Children in at least seven U.S. cities are about to get an outdoor playtime boost. With the mission to provide children optimal opportunities to play, grow, and learn in the great outdoors, a group called Cities Connecting Children to Nature (CCCN) and its partners have selected seven cities for the planning phase of its initiative to better connect children to nature.
The seven cities selected for the planning phase of the this three-year initiative include Saint Paul, MN; Madison, WI; Grand Rapids, MI; Providence, RI; Louisville, KY; Austin, TX; and San Francisco, CA. All will receive technical assistance from the CCCN partners for a planning process and development of implementation plans.
“These seven cities are on the leading ege of the children and nature movement,”
says CCCN co-founder and author of last Child in the Woods Richard Louv.
The phase assessing local existing assets and participating in an international conference, while bringing teams together from mayors’ offices, parks departments, and non-profit community organizations.
CCCN project partners the National League of Cities Institute for Youth, Education & Families (IYEF), the Children & Nature Network (C&NN), Outdoors Alliance for Kids, and Wilderness Inquiry selected the cities of Saint Paul, Minnesota; Madison, Wisconsin; Grand Rapids, Michigan; Providence, Rhode Island; Louisville, Kentucky; Austin, Texas; and San Francisco, California; to participate through a competitive process. Cliff Johnson, IYEF Executive Director, highlights the importance of their pioneering work. “Cities already offer a host of opportunities for their citizens to experience nature, whether in neighborhood parks or larger public lands, but not all residents typically share in these benefits. Led by the efforts of these seven cities, CCCN aims to reduce current inequities and foster connections to nature among all children.”
Over the next seven months, the selected cities will receive technical assistance from the CCCN partners for a planning process to complete community assessments, and analyze equity issues, and will also have extensive opportunities for peer exchange and learning. Through this process, cities will develop implementation plans by August 2016, eligible for further CCCN grant funding and assistance through October 2017.
In addition to helping cities improve nature connections for children – particularly children who have had little access previously – the CCCN initiative employs funding from The JPB Foundation to test twin hypotheses: that cities constitute a valuable geographical unit for deepening the children and nature movement, and that fully engaged municipal leaders can advance efforts farther, faster, and ultimately more sustainably.

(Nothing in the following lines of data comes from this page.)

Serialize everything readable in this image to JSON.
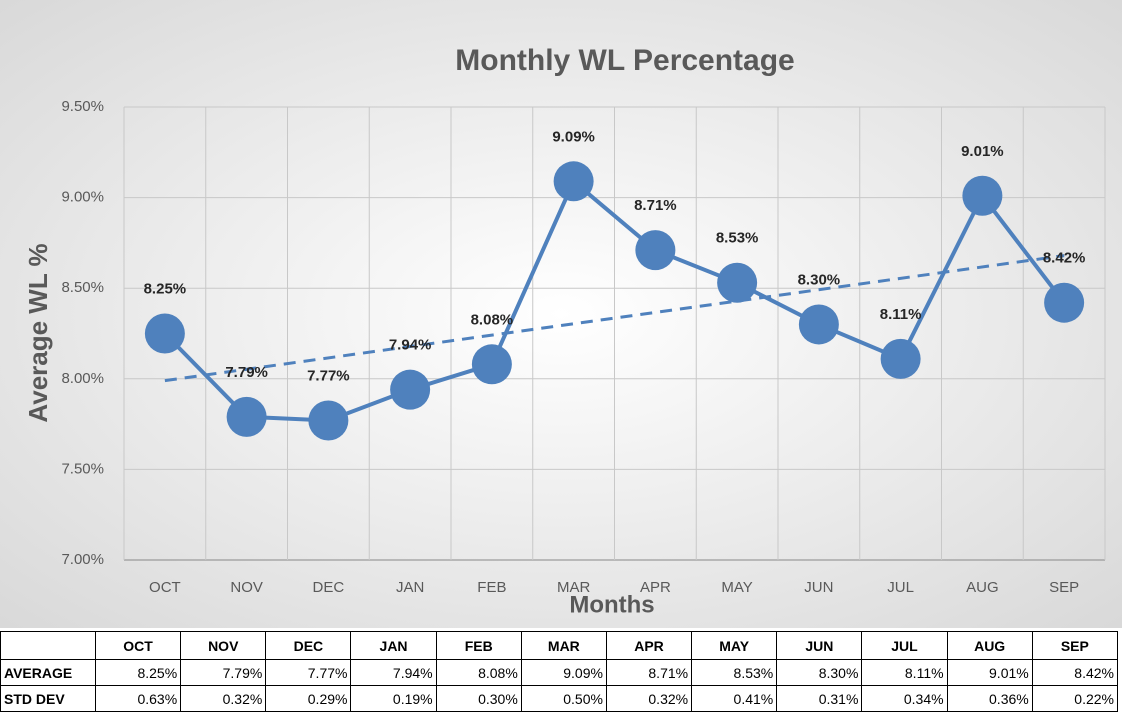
{
  "chart_data": {
    "type": "line",
    "title": "Monthly WL Percentage",
    "x_label": "Months",
    "y_label": "Average WL %",
    "categories": [
      "OCT",
      "NOV",
      "DEC",
      "JAN",
      "FEB",
      "MAR",
      "APR",
      "MAY",
      "JUN",
      "JUL",
      "AUG",
      "SEP"
    ],
    "series": [
      {
        "name": "Average WL %",
        "color": "#4f81bd",
        "values": [
          8.25,
          7.79,
          7.77,
          7.94,
          8.08,
          9.09,
          8.71,
          8.53,
          8.3,
          8.11,
          9.01,
          8.42
        ],
        "value_labels": [
          "8.25%",
          "7.79%",
          "7.77%",
          "7.94%",
          "8.08%",
          "9.09%",
          "8.71%",
          "8.53%",
          "8.30%",
          "8.11%",
          "9.01%",
          "8.42%"
        ]
      }
    ],
    "trendline": {
      "color": "#4f81bd",
      "values": [
        7.99,
        8.68
      ]
    },
    "ylim": [
      7.0,
      9.5
    ],
    "yticks": [
      {
        "value": 7.0,
        "label": "7.00%"
      },
      {
        "value": 7.5,
        "label": "7.50%"
      },
      {
        "value": 8.0,
        "label": "8.00%"
      },
      {
        "value": 8.5,
        "label": "8.50%"
      },
      {
        "value": 9.0,
        "label": "9.00%"
      },
      {
        "value": 9.5,
        "label": "9.50%"
      }
    ],
    "grid": true
  },
  "table": {
    "columns": [
      "OCT",
      "NOV",
      "DEC",
      "JAN",
      "FEB",
      "MAR",
      "APR",
      "MAY",
      "JUN",
      "JUL",
      "AUG",
      "SEP"
    ],
    "rows": [
      [
        "AVERAGE",
        "8.25%",
        "7.79%",
        "7.77%",
        "7.94%",
        "8.08%",
        "9.09%",
        "8.71%",
        "8.53%",
        "8.30%",
        "8.11%",
        "9.01%",
        "8.42%"
      ],
      [
        "STD DEV",
        "0.63%",
        "0.32%",
        "0.29%",
        "0.19%",
        "0.30%",
        "0.50%",
        "0.32%",
        "0.41%",
        "0.31%",
        "0.34%",
        "0.36%",
        "0.22%"
      ]
    ]
  }
}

The seven-city planning cohort can look forward especially to significant learning opportunities among experts and peers gathered at the C&NN 2016 International Conference and Cities & Nature Summit. The Children & Nature Network extends an open invitation to a wide variety of additional participants to attend the Conference and Summit including other city leaders, planners, public health advocates, field practitioners, and thought leaders committed to advancing policies, partnerships and programming for connecting children to nature.
Sarah Milligan-Toffler, Executive Director of C&NN, who will host the event in St. Paul, notes that “We look forward to convening leaders from around the world to advance access to nature in low-income communities.”
The Cities & Nature Summit portion of the conference will build on CCCN leadership academies that took place in October 2015, including attendees from the seven planning cohort cities plus nine other communities including Seattle, Washington; Salt Lake City, Utah; North Little Rock, Arkansas; St. Petersburg, Florida; Columbia, South Carolina; Charlotte, North Carolina; Knoxville, Tennessee; Pittsburgh, Pennsylvania; and New Haven, Connecticut. At the Leadership Academies, these sixteen teams joined with each other and national experts to explore strategies for providing children with equitable and abundant access to nature, with particular focus on children of color and low-income children.
OAK is partnering with the National League of Cities, Children & Nature Network, and Wilderness Inquiry as part of the Cities Connecting Children to Nature (CCCN) initiative, which helps city leaders and their partners develop and expand strategies to connect young people with nature.